5. DVLA keeper data is only supplied on the basis of prior written landowner authority. The Claimant (an agent) is put to strict proof of their standing to sue and the terms, scope and dates of the landowner agreement, including the contract, updates, schedules and a map of the site boundary set by the landowner (not an unverified Google Maps aerial view).
6. To impose a PC, as well as a breach, there must be: (i) a strong 'legitimate interest' extending beyond compensation for loss, and (ii) 'adequate notice' (prominence) of the PC and any relevant obligation(s). None of which have been demonstrated. This PC is a penalty arising as a result of a 'concealed pitfall or trap', poor signs and covert surveillance, thus it is fully distinguished from Beavis.
7. Attention is drawn to:
(i) paras 98, 100, 193, 198 of Beavis (an £85 PC covered all costs and generated a huge profit shared with the landowner); the court should also read paragraph 3.4 of the original judgment by HHJ Moloney in Beavis, confirming what that authority means by 'costs of the operation', and
(ii) the binding judgment in ParkingEye v Somerfield Stores ChD [2011] EWHC 4023(QB) which remains unaffected by Beavis and stands as the only parking case law that references costs abuse. HHJ Hegarty held in paras 419-428 (his judgment later ratified by the CoA) that 'costs' inflating a £75 PC (already increased from £37.50) to £135 were disproportionate to the very minor cost of a letter-chain and 'would appear to be penal'. The court should note that HHJ Moloney referenced this case in Beavis.
8. The Parking (Code of Practice) Act will curb rogue conduct by operators and debt recovery agents (DRAs).
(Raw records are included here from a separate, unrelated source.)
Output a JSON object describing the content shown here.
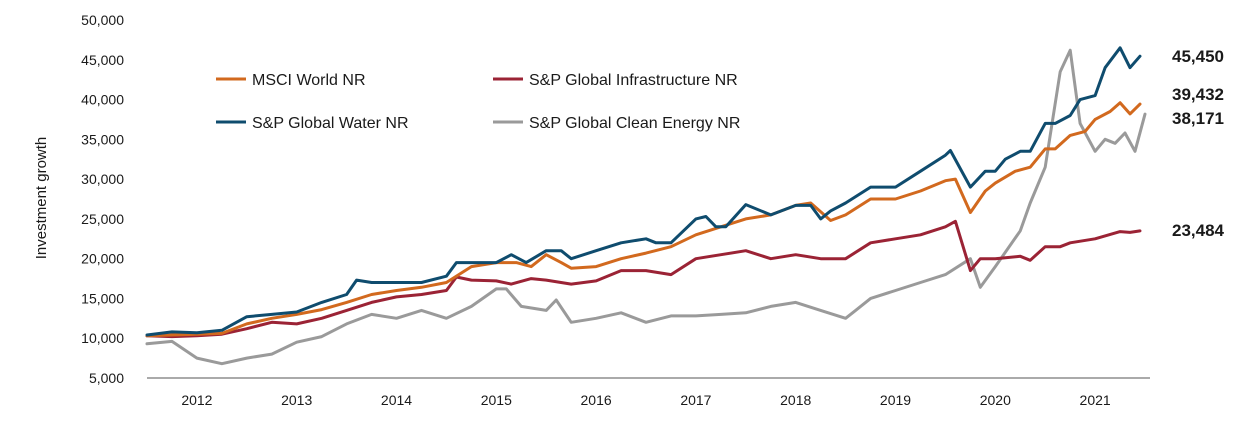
{
  "chart_data": {
    "type": "line",
    "title": "",
    "ylabel": "Investment growth",
    "xlabel": "",
    "ylim": [
      5000,
      50000
    ],
    "xlim": [
      2011.5,
      2021.55
    ],
    "y_ticks": [
      5000,
      10000,
      15000,
      20000,
      25000,
      30000,
      35000,
      40000,
      45000,
      50000
    ],
    "y_tick_labels": [
      "5,000",
      "10,000",
      "15,000",
      "20,000",
      "25,000",
      "30,000",
      "35,000",
      "40,000",
      "45,000",
      "50,000"
    ],
    "x_tick_labels": [
      "2012",
      "2013",
      "2014",
      "2015",
      "2016",
      "2017",
      "2018",
      "2019",
      "2020",
      "2021"
    ],
    "x_tick_positions": [
      2012,
      2013,
      2014,
      2015,
      2016,
      2017,
      2018,
      2019,
      2020,
      2021
    ],
    "grid": false,
    "legend_position": "top-left",
    "series": [
      {
        "name": "MSCI World NR",
        "color": "#D2691E",
        "end_label": "39,432",
        "points": [
          [
            2011.5,
            10300
          ],
          [
            2011.75,
            10400
          ],
          [
            2012.0,
            10500
          ],
          [
            2012.25,
            10600
          ],
          [
            2012.5,
            11800
          ],
          [
            2012.75,
            12500
          ],
          [
            2013.0,
            13000
          ],
          [
            2013.25,
            13600
          ],
          [
            2013.5,
            14500
          ],
          [
            2013.75,
            15500
          ],
          [
            2014.0,
            16000
          ],
          [
            2014.25,
            16400
          ],
          [
            2014.5,
            17000
          ],
          [
            2014.75,
            19000
          ],
          [
            2015.0,
            19500
          ],
          [
            2015.2,
            19500
          ],
          [
            2015.35,
            19000
          ],
          [
            2015.5,
            20500
          ],
          [
            2015.65,
            19500
          ],
          [
            2015.75,
            18800
          ],
          [
            2016.0,
            19000
          ],
          [
            2016.25,
            20000
          ],
          [
            2016.5,
            20700
          ],
          [
            2016.75,
            21500
          ],
          [
            2017.0,
            23000
          ],
          [
            2017.25,
            24000
          ],
          [
            2017.5,
            25000
          ],
          [
            2017.75,
            25500
          ],
          [
            2018.0,
            26700
          ],
          [
            2018.15,
            27000
          ],
          [
            2018.35,
            24800
          ],
          [
            2018.5,
            25500
          ],
          [
            2018.75,
            27500
          ],
          [
            2019.0,
            27500
          ],
          [
            2019.25,
            28500
          ],
          [
            2019.5,
            29800
          ],
          [
            2019.6,
            30000
          ],
          [
            2019.75,
            25800
          ],
          [
            2019.9,
            28500
          ],
          [
            2020.0,
            29500
          ],
          [
            2020.2,
            31000
          ],
          [
            2020.35,
            31500
          ],
          [
            2020.5,
            33800
          ],
          [
            2020.6,
            33800
          ],
          [
            2020.75,
            35500
          ],
          [
            2020.9,
            36000
          ],
          [
            2021.0,
            37500
          ],
          [
            2021.15,
            38500
          ],
          [
            2021.25,
            39600
          ],
          [
            2021.35,
            38200
          ],
          [
            2021.45,
            39432
          ]
        ]
      },
      {
        "name": "S&P Global Infrastructure NR",
        "color": "#9B2335",
        "end_label": "23,484",
        "points": [
          [
            2011.5,
            10300
          ],
          [
            2011.75,
            10200
          ],
          [
            2012.0,
            10300
          ],
          [
            2012.25,
            10500
          ],
          [
            2012.5,
            11200
          ],
          [
            2012.75,
            12000
          ],
          [
            2013.0,
            11800
          ],
          [
            2013.25,
            12500
          ],
          [
            2013.5,
            13500
          ],
          [
            2013.75,
            14500
          ],
          [
            2014.0,
            15200
          ],
          [
            2014.25,
            15500
          ],
          [
            2014.5,
            16000
          ],
          [
            2014.6,
            17700
          ],
          [
            2014.75,
            17300
          ],
          [
            2015.0,
            17200
          ],
          [
            2015.15,
            16800
          ],
          [
            2015.35,
            17500
          ],
          [
            2015.5,
            17300
          ],
          [
            2015.75,
            16800
          ],
          [
            2016.0,
            17200
          ],
          [
            2016.25,
            18500
          ],
          [
            2016.5,
            18500
          ],
          [
            2016.75,
            18000
          ],
          [
            2017.0,
            20000
          ],
          [
            2017.25,
            20500
          ],
          [
            2017.5,
            21000
          ],
          [
            2017.75,
            20000
          ],
          [
            2018.0,
            20500
          ],
          [
            2018.25,
            20000
          ],
          [
            2018.5,
            20000
          ],
          [
            2018.75,
            22000
          ],
          [
            2019.0,
            22500
          ],
          [
            2019.25,
            23000
          ],
          [
            2019.5,
            24000
          ],
          [
            2019.6,
            24700
          ],
          [
            2019.75,
            18500
          ],
          [
            2019.85,
            20000
          ],
          [
            2020.0,
            20000
          ],
          [
            2020.25,
            20300
          ],
          [
            2020.35,
            19800
          ],
          [
            2020.5,
            21500
          ],
          [
            2020.65,
            21500
          ],
          [
            2020.75,
            22000
          ],
          [
            2021.0,
            22500
          ],
          [
            2021.25,
            23400
          ],
          [
            2021.35,
            23300
          ],
          [
            2021.45,
            23484
          ]
        ]
      },
      {
        "name": "S&P Global Water NR",
        "color": "#0F4C6E",
        "end_label": "45,450",
        "points": [
          [
            2011.5,
            10400
          ],
          [
            2011.75,
            10800
          ],
          [
            2012.0,
            10700
          ],
          [
            2012.25,
            11000
          ],
          [
            2012.5,
            12700
          ],
          [
            2012.75,
            13000
          ],
          [
            2013.0,
            13300
          ],
          [
            2013.25,
            14500
          ],
          [
            2013.5,
            15500
          ],
          [
            2013.6,
            17300
          ],
          [
            2013.75,
            17000
          ],
          [
            2014.0,
            17000
          ],
          [
            2014.25,
            17000
          ],
          [
            2014.5,
            17800
          ],
          [
            2014.6,
            19500
          ],
          [
            2014.75,
            19500
          ],
          [
            2015.0,
            19500
          ],
          [
            2015.15,
            20500
          ],
          [
            2015.3,
            19500
          ],
          [
            2015.5,
            21000
          ],
          [
            2015.65,
            21000
          ],
          [
            2015.75,
            20000
          ],
          [
            2016.0,
            21000
          ],
          [
            2016.25,
            22000
          ],
          [
            2016.5,
            22500
          ],
          [
            2016.6,
            22000
          ],
          [
            2016.75,
            22000
          ],
          [
            2017.0,
            25000
          ],
          [
            2017.1,
            25300
          ],
          [
            2017.2,
            24000
          ],
          [
            2017.3,
            24000
          ],
          [
            2017.5,
            26800
          ],
          [
            2017.75,
            25500
          ],
          [
            2018.0,
            26700
          ],
          [
            2018.15,
            26700
          ],
          [
            2018.25,
            25000
          ],
          [
            2018.35,
            26000
          ],
          [
            2018.5,
            27000
          ],
          [
            2018.75,
            29000
          ],
          [
            2019.0,
            29000
          ],
          [
            2019.25,
            31000
          ],
          [
            2019.5,
            33000
          ],
          [
            2019.55,
            33600
          ],
          [
            2019.75,
            29000
          ],
          [
            2019.9,
            31000
          ],
          [
            2020.0,
            31000
          ],
          [
            2020.1,
            32500
          ],
          [
            2020.25,
            33500
          ],
          [
            2020.35,
            33500
          ],
          [
            2020.5,
            37000
          ],
          [
            2020.6,
            37000
          ],
          [
            2020.75,
            38000
          ],
          [
            2020.85,
            40000
          ],
          [
            2021.0,
            40500
          ],
          [
            2021.1,
            44000
          ],
          [
            2021.25,
            46500
          ],
          [
            2021.35,
            44000
          ],
          [
            2021.45,
            45450
          ]
        ]
      },
      {
        "name": "S&P Global Clean Energy NR",
        "color": "#9A9A9A",
        "end_label": "38,171",
        "points": [
          [
            2011.5,
            9300
          ],
          [
            2011.75,
            9600
          ],
          [
            2012.0,
            7500
          ],
          [
            2012.25,
            6800
          ],
          [
            2012.5,
            7500
          ],
          [
            2012.75,
            8000
          ],
          [
            2013.0,
            9500
          ],
          [
            2013.25,
            10200
          ],
          [
            2013.5,
            11800
          ],
          [
            2013.75,
            13000
          ],
          [
            2014.0,
            12500
          ],
          [
            2014.25,
            13500
          ],
          [
            2014.5,
            12500
          ],
          [
            2014.75,
            14000
          ],
          [
            2015.0,
            16200
          ],
          [
            2015.1,
            16200
          ],
          [
            2015.25,
            14000
          ],
          [
            2015.5,
            13500
          ],
          [
            2015.6,
            14800
          ],
          [
            2015.75,
            12000
          ],
          [
            2016.0,
            12500
          ],
          [
            2016.25,
            13200
          ],
          [
            2016.5,
            12000
          ],
          [
            2016.75,
            12800
          ],
          [
            2017.0,
            12800
          ],
          [
            2017.25,
            13000
          ],
          [
            2017.5,
            13200
          ],
          [
            2017.75,
            14000
          ],
          [
            2018.0,
            14500
          ],
          [
            2018.25,
            13500
          ],
          [
            2018.5,
            12500
          ],
          [
            2018.6,
            13500
          ],
          [
            2018.75,
            15000
          ],
          [
            2019.0,
            16000
          ],
          [
            2019.25,
            17000
          ],
          [
            2019.5,
            18000
          ],
          [
            2019.75,
            20000
          ],
          [
            2019.85,
            16400
          ],
          [
            2020.0,
            19000
          ],
          [
            2020.25,
            23500
          ],
          [
            2020.35,
            27000
          ],
          [
            2020.5,
            31500
          ],
          [
            2020.65,
            43500
          ],
          [
            2020.75,
            46200
          ],
          [
            2020.85,
            37000
          ],
          [
            2021.0,
            33500
          ],
          [
            2021.1,
            35000
          ],
          [
            2021.2,
            34500
          ],
          [
            2021.3,
            35800
          ],
          [
            2021.4,
            33500
          ],
          [
            2021.5,
            38171
          ]
        ]
      }
    ],
    "legend_rows": [
      [
        "MSCI World NR",
        "S&P Global Infrastructure NR"
      ],
      [
        "S&P Global Water NR",
        "S&P Global Clean Energy NR"
      ]
    ]
  }
}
The Government launched a Public Consultation likely to herald a ban on double recovery 'fees', which the relevant 2022 Minister called ‘extorting money from motorists’. Both the previous and present Governments found that the high profits may be indicative of firms having too much control 'indicating that there is a market failure'.
9. Pursuant to Sch4 of the Protection of Freedoms Act 2012 ('POFA') the claim exceeds the maximum sum and is unrecoverable: see Explanatory Note 221: 'The creditor may not make a claim against the keeper ... for more than the amount of the unpaid parking related charges as they stood when the notice to the driver was issued (para 4(5))'. There is no keeper liability for added false fees and the POFA specifically states that 'double recovery' is not allowed if a creditor uses any other remedy.
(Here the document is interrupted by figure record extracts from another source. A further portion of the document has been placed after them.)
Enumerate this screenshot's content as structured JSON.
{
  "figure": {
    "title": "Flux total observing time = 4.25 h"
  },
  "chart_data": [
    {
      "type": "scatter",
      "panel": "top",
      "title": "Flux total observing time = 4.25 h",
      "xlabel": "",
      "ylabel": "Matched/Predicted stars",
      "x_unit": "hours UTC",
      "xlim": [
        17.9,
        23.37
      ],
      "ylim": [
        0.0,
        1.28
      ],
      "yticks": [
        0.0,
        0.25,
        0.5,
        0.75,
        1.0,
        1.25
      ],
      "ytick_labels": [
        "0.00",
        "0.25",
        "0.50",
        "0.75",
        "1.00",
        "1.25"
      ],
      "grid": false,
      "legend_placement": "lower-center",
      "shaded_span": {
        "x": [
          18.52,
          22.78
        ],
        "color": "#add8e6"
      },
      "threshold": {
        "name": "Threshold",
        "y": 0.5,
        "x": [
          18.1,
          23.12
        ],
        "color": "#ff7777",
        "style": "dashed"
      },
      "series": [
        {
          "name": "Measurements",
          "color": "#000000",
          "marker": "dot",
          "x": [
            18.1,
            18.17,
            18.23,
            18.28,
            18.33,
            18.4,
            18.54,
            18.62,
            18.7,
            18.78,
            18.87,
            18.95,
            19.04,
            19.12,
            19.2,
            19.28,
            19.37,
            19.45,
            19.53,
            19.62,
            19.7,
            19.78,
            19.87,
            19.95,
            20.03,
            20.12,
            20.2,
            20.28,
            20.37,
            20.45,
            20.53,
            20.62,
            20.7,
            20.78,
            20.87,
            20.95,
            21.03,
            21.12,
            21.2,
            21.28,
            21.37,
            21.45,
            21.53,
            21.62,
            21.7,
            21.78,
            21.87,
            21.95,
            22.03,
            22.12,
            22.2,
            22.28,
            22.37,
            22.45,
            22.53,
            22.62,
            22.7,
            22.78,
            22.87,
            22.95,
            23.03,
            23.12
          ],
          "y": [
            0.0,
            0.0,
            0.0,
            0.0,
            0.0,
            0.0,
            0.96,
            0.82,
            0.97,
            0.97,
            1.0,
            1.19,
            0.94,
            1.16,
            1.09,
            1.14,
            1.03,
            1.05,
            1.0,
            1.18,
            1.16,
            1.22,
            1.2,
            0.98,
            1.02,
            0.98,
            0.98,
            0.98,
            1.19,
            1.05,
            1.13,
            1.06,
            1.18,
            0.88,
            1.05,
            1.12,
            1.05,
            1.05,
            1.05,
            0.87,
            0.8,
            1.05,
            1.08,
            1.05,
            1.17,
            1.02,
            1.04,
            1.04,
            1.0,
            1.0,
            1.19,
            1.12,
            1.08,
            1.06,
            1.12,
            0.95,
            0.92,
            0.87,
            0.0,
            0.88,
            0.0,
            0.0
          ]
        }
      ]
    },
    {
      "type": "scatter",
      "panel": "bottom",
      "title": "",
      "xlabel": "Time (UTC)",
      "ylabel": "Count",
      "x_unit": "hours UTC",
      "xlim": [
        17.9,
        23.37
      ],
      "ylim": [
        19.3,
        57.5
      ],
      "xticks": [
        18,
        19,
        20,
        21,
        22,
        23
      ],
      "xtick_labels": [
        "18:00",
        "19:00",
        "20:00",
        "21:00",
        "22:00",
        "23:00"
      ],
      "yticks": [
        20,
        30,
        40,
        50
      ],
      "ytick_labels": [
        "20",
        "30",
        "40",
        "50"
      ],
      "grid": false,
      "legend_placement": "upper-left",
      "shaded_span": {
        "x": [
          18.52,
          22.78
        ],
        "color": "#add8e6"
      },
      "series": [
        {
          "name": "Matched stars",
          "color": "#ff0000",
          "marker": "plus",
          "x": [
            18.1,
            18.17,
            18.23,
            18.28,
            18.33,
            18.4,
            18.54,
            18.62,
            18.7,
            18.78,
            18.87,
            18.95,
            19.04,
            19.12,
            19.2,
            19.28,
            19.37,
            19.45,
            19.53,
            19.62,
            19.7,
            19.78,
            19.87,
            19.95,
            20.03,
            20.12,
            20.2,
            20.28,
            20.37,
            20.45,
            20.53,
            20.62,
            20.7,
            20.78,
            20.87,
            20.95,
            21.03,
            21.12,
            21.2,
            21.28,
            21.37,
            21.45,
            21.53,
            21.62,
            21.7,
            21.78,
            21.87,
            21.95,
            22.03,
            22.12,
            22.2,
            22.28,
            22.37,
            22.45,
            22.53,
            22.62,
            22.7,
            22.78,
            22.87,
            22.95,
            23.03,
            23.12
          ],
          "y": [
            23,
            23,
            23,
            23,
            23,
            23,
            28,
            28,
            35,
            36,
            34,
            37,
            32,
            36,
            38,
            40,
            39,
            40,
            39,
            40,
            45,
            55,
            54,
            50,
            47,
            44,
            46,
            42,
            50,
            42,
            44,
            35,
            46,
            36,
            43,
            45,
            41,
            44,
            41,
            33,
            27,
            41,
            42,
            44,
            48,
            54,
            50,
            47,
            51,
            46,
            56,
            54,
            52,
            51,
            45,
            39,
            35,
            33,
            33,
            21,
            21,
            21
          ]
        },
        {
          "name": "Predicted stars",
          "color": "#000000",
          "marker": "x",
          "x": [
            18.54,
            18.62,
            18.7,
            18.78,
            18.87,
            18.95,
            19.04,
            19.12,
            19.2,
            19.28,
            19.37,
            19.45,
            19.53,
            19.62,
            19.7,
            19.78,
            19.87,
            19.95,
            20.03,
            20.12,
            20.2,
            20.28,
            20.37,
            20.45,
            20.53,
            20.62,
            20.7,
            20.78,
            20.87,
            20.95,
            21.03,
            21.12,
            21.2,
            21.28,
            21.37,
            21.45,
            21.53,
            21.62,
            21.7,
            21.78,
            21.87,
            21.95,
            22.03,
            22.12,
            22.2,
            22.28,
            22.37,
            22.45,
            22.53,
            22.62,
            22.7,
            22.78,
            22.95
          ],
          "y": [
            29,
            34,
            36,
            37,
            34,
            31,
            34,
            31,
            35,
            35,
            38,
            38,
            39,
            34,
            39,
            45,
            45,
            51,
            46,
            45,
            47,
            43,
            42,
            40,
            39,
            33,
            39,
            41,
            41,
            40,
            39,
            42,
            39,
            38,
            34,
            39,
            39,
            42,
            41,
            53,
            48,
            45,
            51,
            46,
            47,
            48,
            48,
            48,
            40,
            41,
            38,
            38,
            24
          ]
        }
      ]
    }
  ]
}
10. The Defendant seeks fixed costs (CPR 27.14) and a finding of unreasonable conduct and further costs (CPR 46.5). Parking cases now make up a third of all small claims which has overburdened HMCTS, causing the most CCJs of all sectors yet almost invariably discontinuing defended cases before hearings, which indicates a deliberate business model of systemic abuse and makes Claimants liable for costs (r.38.6(1)). Whilst this does not 'normally' apply to the small claims track (r.38.6(3)) the White Book has this annotation: 'Note that the normal rule as to costs does not apply if a claimant in a case allocated to the small claims track serves a notice of discontinuance although it might be contended that costs should be awarded if a party has behaved unreasonably (r.27.14(2)(dg))'.